The study of rising powers is a multidisciplinary issue related to many different areas, and as a consequence, many journals include articles on the topic. There are no leading journals on emerging powers specifically, but most major international relations journals include articles related to the subcategories presented in the Introduction. International Security is a leading journal that often includes articles on how rising powers such as China affect US interests. While International Security is largely US-centric, publications such as Global Governance, the Chinese Journal of International Politics and Third World Quarterly frequently include writers from outside of the Anglosphere. International Affairs, Foreign Affairs and the Cambridge Review of International Affairs are among leading journals that often provide excellent discussions on emerging powers.

  • Cambridge Review of International Affairs. 1986–.

    An international affairs journal with a broad focus, published four times per year, which frequently includes articles on rising powers.

  • China Quarterly. 1960–.

    One of the most influential interdisciplinary journals analyzing domestic developments in China and the country’s role in the world.

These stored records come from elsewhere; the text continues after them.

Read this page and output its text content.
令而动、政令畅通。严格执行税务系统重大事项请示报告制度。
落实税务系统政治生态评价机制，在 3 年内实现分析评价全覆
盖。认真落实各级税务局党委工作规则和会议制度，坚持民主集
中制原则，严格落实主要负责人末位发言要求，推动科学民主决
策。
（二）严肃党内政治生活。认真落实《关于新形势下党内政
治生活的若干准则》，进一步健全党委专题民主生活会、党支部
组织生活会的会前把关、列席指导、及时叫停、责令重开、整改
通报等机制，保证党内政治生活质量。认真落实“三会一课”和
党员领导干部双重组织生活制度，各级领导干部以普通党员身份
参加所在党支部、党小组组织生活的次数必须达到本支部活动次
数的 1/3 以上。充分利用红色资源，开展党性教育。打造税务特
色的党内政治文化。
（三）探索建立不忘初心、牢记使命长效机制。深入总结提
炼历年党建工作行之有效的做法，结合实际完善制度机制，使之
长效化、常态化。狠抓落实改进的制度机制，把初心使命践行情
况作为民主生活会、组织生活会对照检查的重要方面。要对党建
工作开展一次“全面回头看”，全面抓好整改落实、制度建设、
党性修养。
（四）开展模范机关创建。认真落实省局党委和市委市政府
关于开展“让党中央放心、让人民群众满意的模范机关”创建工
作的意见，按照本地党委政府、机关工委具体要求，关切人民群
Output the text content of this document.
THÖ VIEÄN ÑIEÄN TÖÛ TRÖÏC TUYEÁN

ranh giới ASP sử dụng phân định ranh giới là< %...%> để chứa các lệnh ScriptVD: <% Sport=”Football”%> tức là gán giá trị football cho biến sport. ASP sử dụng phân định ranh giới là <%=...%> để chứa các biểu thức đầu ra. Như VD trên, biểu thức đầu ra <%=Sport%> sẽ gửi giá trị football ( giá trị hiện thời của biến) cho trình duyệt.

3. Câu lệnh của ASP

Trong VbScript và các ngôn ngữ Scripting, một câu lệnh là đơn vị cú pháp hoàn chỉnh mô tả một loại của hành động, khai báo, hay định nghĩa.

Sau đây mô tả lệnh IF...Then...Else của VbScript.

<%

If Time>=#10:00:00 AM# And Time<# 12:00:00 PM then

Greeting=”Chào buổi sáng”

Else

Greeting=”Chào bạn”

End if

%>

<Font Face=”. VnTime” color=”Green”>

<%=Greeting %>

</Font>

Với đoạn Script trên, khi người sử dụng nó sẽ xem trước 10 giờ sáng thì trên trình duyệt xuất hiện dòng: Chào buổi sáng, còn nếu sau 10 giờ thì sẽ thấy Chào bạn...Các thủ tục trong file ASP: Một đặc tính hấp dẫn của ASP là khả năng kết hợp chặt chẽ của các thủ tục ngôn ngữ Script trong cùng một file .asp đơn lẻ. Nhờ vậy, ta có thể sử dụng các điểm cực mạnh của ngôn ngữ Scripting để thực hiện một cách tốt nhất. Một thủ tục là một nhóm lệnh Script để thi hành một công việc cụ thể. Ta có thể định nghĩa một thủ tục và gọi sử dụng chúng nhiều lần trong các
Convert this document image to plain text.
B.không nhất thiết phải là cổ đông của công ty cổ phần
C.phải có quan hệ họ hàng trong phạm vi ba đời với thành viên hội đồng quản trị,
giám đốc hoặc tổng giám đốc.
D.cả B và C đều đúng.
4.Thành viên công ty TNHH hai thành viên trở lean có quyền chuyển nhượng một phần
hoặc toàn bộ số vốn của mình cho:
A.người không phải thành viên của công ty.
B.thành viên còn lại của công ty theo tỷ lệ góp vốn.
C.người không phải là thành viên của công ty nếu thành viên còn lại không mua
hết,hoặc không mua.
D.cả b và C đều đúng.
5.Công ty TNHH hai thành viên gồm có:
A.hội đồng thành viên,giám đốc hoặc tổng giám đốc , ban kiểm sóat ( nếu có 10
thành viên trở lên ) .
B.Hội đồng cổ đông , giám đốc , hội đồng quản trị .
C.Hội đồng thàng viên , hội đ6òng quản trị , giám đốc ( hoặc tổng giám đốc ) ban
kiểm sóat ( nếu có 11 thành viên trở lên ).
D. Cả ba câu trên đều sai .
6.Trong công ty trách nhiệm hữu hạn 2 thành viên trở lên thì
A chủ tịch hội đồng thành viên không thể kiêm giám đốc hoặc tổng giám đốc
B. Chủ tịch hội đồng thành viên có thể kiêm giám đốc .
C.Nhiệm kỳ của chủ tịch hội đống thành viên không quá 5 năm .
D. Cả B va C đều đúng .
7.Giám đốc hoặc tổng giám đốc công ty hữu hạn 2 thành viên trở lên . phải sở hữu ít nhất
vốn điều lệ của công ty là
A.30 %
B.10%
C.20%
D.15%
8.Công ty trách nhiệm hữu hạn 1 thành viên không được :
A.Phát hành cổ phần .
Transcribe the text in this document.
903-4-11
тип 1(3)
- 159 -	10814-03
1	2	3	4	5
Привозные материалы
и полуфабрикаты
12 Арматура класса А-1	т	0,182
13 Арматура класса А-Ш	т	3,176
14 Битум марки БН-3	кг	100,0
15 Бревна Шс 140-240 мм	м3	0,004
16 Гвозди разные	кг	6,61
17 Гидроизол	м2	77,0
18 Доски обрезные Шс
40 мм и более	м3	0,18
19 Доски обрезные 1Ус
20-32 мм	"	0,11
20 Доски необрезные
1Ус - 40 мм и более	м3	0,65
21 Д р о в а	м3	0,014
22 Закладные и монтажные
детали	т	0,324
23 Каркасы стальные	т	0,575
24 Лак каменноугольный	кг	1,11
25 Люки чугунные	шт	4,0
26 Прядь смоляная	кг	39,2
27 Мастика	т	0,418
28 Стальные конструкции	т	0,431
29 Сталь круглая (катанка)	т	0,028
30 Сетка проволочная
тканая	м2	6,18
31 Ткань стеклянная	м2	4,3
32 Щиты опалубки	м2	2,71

  • Chinese Journal of International Politics. 2006–.

    In comparison to China Quarterly, focuses more on Chinese foreign policy, regional dynamics, and the international political economy in Asia.

  • Foreign Affairs. 1922–.

    Though not an academic journal, and highly US-centric, Foreign Affairs, published six times per year, includes many influential articles that shape the discussion about rising powers.

  • Global Governance. 1995–.

    Though more recent, Global Governance, published four times per year, provides an important platform to scholars discussing rising powers, including from outside of the Anglosphere.

  • International Affairs. 1924–.

    Influential journal with frequent participation of non-Western scholars, often in the form of special editions.

  • International Security. 1976–.

    Many would agree that International Security, published four times per year, is the most influential journal regarding the debate around emerging powers, even though the journal’s focus is wider.

  • Third World Quarterly. 1979–.

    Published twelve times per year, the Third World Quarterly is one of the journals that most frequently focuses on issues related to emerging powers. It also frequently features writers from the developing world.